In a newspaper interview published this week, Deputy Defense Minister Davit Pakhchanian echoed those accusations, saying that Israeli arms dealers have repeatedly struck Armenian targets at the behest of Azerbaijani officials.
The company in question, Aeronautics Defense Systems (ADS), said last week that the Israeli Defense Ministry’s export control agency has at least temporarily banned it from delivering a batch of Orbiter 1K drones to a key foreign client. In a statement, ADS said it was due to supply $20 million worth of such unmanned aircraft, capable of carrying special explosive payload, to the client in 2017-2018.
The ADS statement did not specify the buyer of the sophisticated weapon. But it did attribute the ban to an ongoing inquiry conducted by the Israeli agency.
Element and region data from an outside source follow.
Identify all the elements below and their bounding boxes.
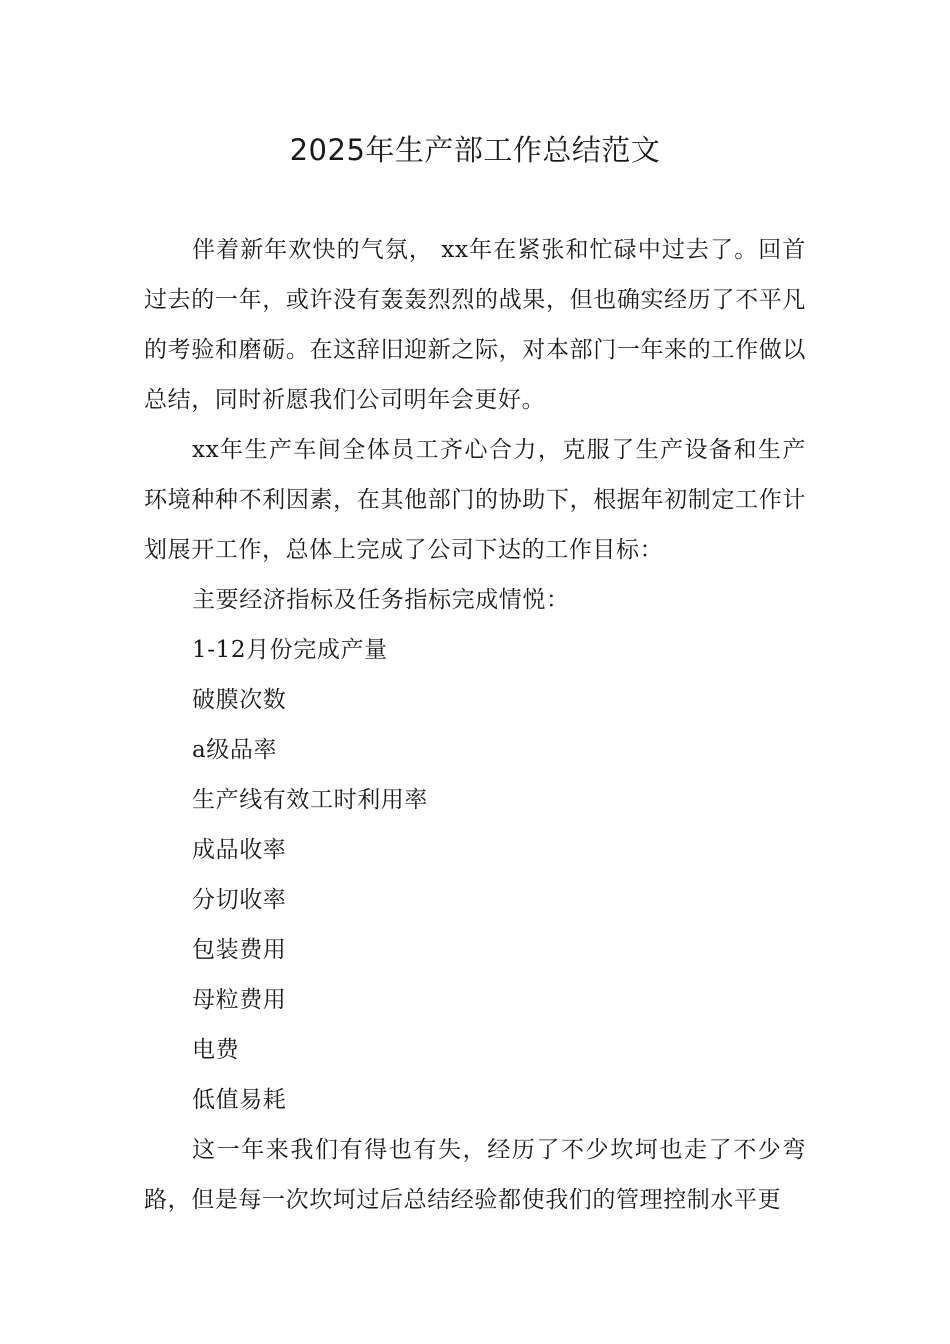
document-title: 2025年生产部工作总结范文 [289,133,661,167]
paragraph-closing: 这一年来我们有得也有失，经历了不少坎坷也走了不少弯路，但是每一次坎坷过后总结经验都使我们的管理控制水平更 [144,1137,806,1213]
list-item: 成品收率 [192,837,287,863]
list-item: 1-12月份完成产量 [192,637,388,663]
paragraph-intro: 伴着新年欢快的气氛， xx年在紧张和忙碌中过去了。回首过去的一年，或许没有轰轰烈烈的战果，但也确实经历了不平凡的考验和磨砺。在这辞旧迎新之际，对本部门一年来的工作做以总结，同时祈愿我们公司明年会更好。 [144,237,807,413]
paragraph-summary: xx年生产车间全体员工齐心合力，克服了生产设备和生产环境种种不利因素，在其他部门的协助下，根据年初制定工作计划展开工作，总体上完成了公司下达的工作目标： [144,437,806,563]
list-item: 破膜次数 [192,687,287,713]
paragraph-indicators-heading: 主要经济指标及任务指标完成情悦： [192,587,570,613]
list-item: 生产线有效工时利用率 [192,787,428,813]
document-body [144,225,806,1225]
list-item: 母粒费用 [192,987,287,1013]
list-item: a级品率 [192,737,278,763]
list-item: 分切收率 [192,887,287,913]
list-item: 低值易耗 [192,1087,287,1113]
list-item: 电费 [192,1037,240,1063]
list-item: 包装费用 [192,937,287,963]
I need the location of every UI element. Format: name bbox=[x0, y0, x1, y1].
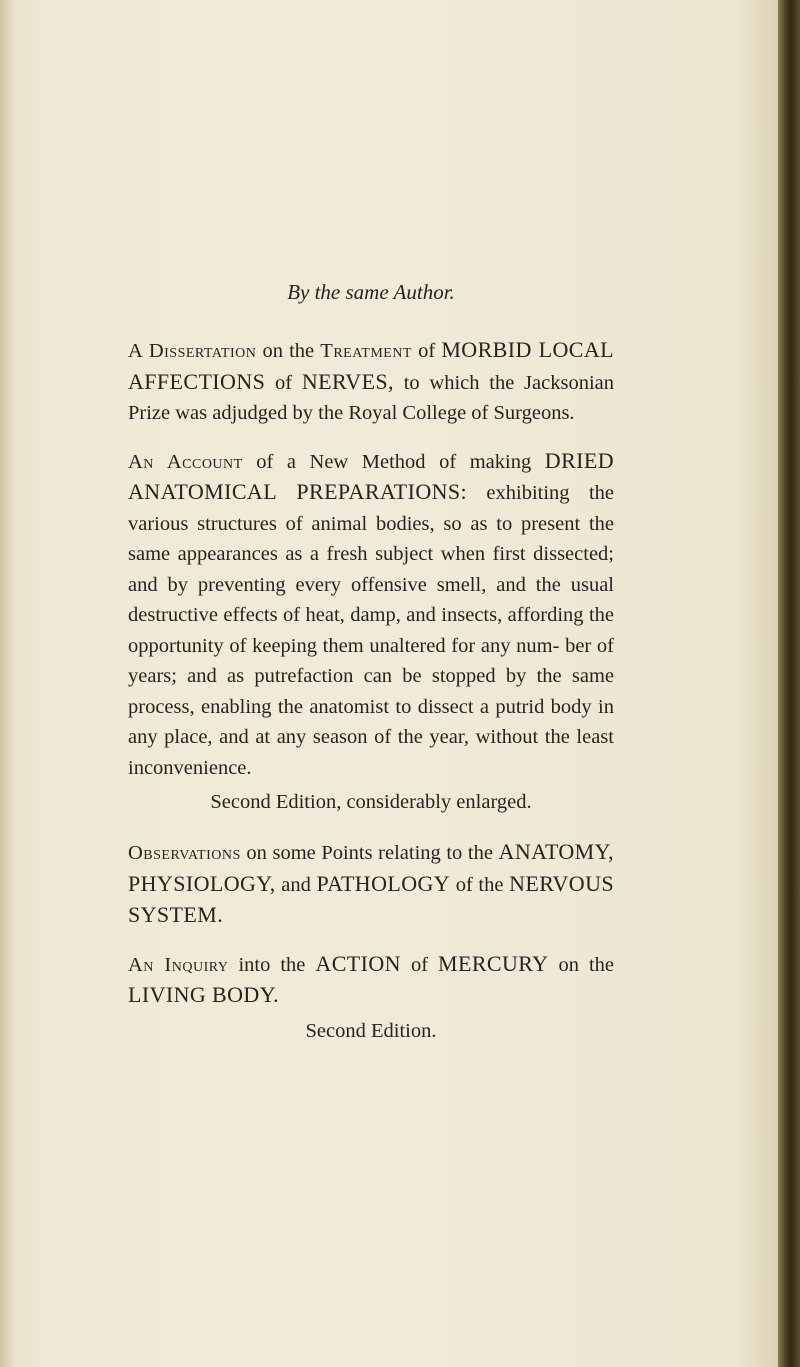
entry-text: on the bbox=[256, 340, 321, 362]
entry-text: into the bbox=[228, 953, 316, 976]
entry-caps: MERCURY bbox=[438, 950, 549, 976]
entry-caps: NERVOUS SYSTEM. bbox=[128, 870, 614, 927]
work-entry-observations bbox=[128, 837, 614, 932]
entry-text: of bbox=[265, 371, 302, 394]
work-entry-inquiry bbox=[128, 949, 614, 1012]
entry-lead: An Inquiry bbox=[128, 953, 229, 976]
entry-text: of bbox=[411, 340, 442, 362]
entry-text: on some Points relating to the bbox=[240, 842, 499, 864]
entry-caps: ANATOMY, PHYSIOLOGY, bbox=[128, 839, 614, 896]
work-entry-dissertation bbox=[128, 335, 614, 429]
edition-note: Second Edition, considerably enlarged. bbox=[210, 791, 532, 813]
page-edge bbox=[778, 0, 800, 1367]
entry-caps: PATHOLOGY bbox=[316, 870, 451, 896]
gutter-shadow bbox=[0, 0, 14, 1367]
entry-caps: MORBID LOCAL AFFECTIONS bbox=[128, 337, 614, 394]
entry-text: of bbox=[400, 953, 439, 976]
entry-text: to which the Jacksonian Prize was adjudged by the Royal College of Surgeons. bbox=[128, 371, 615, 424]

The Israeli newspaper Maariv reported on August 13 that the agency launched an investigation after receiving a formal complaint stemming from ADS’s commercial dealings with the Azerbaijani government. It said ADS representatives traveled to Azerbaijan earlier this summer to finalize a contract for the sale of Orbiter drones to the Azerbaijani military.
The paper claimed that two Israeli drone operators working for the company rebuffed Azerbaijani officials’ demand to demonstrate the use of the deadly drone by hitting the Armenian position with it. But other, more senior ADS executives agreed on launch the deadly craft on the target, according to Maariv. ADS denied the report.